Foi há dez anos, em 2011, durante o XXVI Simpósio Nacional de História da ANPUH, que encontrei pela primeira vez a então mestranda da Universidade Federal Fluminense Roberta Lobão Carvalho num simpósio temático sobre a Companhia de Jesus. Me lembro muito bem que, na ocasião, ela expôs uma comunicação sobre a retórica jesuítica no Maranhão dos séculos XVII e XVIII. Não imaginei que três anos depois, ela iniciaria um doutoramento na Universidade Federal do Pará em Belém com uma temática muito parecida, mas, desta vez, focalizada na retórica antijesuítica concebida no Maranhão na primeira metade do Setecentos.

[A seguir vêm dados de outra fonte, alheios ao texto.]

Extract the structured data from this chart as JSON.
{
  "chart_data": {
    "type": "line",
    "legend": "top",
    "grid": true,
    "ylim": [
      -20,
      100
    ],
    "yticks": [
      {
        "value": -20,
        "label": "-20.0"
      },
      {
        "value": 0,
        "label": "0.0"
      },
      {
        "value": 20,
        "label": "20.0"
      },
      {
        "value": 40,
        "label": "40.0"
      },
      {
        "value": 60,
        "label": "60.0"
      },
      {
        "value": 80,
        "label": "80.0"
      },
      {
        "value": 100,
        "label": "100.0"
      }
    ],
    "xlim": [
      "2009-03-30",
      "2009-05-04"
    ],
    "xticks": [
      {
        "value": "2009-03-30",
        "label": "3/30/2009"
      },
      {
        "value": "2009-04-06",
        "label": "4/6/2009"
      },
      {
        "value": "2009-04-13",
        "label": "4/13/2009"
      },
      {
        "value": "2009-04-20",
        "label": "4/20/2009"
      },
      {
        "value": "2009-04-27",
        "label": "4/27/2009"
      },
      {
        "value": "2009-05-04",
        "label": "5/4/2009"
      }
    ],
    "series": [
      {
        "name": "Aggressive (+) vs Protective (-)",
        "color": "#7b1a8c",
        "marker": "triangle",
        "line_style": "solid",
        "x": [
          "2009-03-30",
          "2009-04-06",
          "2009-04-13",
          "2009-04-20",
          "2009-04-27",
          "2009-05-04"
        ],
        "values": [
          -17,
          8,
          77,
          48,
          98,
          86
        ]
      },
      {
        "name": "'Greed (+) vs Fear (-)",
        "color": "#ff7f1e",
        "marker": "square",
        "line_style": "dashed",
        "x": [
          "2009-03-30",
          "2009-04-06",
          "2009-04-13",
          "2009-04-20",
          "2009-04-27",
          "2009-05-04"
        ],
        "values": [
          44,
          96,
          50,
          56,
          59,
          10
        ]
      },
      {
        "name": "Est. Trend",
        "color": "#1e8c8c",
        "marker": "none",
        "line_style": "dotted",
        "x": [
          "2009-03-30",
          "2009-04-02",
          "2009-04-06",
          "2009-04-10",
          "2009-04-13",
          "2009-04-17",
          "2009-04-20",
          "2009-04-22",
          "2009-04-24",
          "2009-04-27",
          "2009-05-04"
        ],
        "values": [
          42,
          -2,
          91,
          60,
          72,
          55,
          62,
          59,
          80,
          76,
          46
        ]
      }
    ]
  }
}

Tive o privilégio de poder acompanhar Roberta nesta nova e importante etapa de sua trajetória acadêmica até a defesa da tese em agosto de 2018. O personagem histórico central da pesquisa doutoral é Paulo da Silva Nunes, considerado, já na sua época, meio aventureiro e meio intrigante. Mas, apesar desta fama parcial, este agente controverso, de origens e motivações não bem esclarecidas, tem que ser posto – e a tese da Roberta o fez – dentro de uma ampla e intricada rede de relações e articulações que deu suporte à sociedade colonial nas décadas de 1720 e 1730. De fato, a Amazônia daqueles anos encontrava-se diante de perspectivas promissoras, visto que o rei D. João V começou a mostrar um interesse acentuado nas colônias do além-mar. Nesta nova conjuntura, a América Portuguesa ocupou, dentro de fronteiras melhor definidas pelo Tratado de Utrecht (1713) – no Norte, ao longo do rio Oiapoque, e no Sul, pela Colônia do Sacramento à margens do rio Prata –, um lugar de destaque no Império Luso. Esta atenção se justificou tanto pela profícua mineração aurífera nas Minas Gerais quanto pelo rentável negócio do cacau no Maranhão e Grão-Pará. A esta tendência macroconjuntural se juntam mais duas correntes não menos importantes. A primeira diz respeito à preferência do monarca, conhecido no início de seu reinado como relativamente pró-jesuítico, por outras ordens religiosas, sobretudo os oratorianos, o que levou os inacianos a empenhar-se por meio de uma rede de simpatizantes, dentre os quais

muitos administradores e altos funcionários, para não perder sua influência junto à Coroa. A segunda corrente emana desta primeira, pois o declínio da Companhia de Jesus na Corte mobilizou os moradores do Maranhão e GrãoPará a questionar, mais do que nas décadas anteriores, o peso significativo dos jesuítas nos procedimentos de aquisição e distribuição da mão de obra indígena, o contingente mais relevante de trabalhadores na colônia. O embate que resultou do crescente descontentamento dos colonos não engendrou uma retórica nova contra os jesuítas, mas, antes, a tornou mais pungente, sendo Paulo da Silva Nunes seu principal porta-voz, mesmo não tendo um mandato oficial e explícito para suas ardilosas articulações e negociações.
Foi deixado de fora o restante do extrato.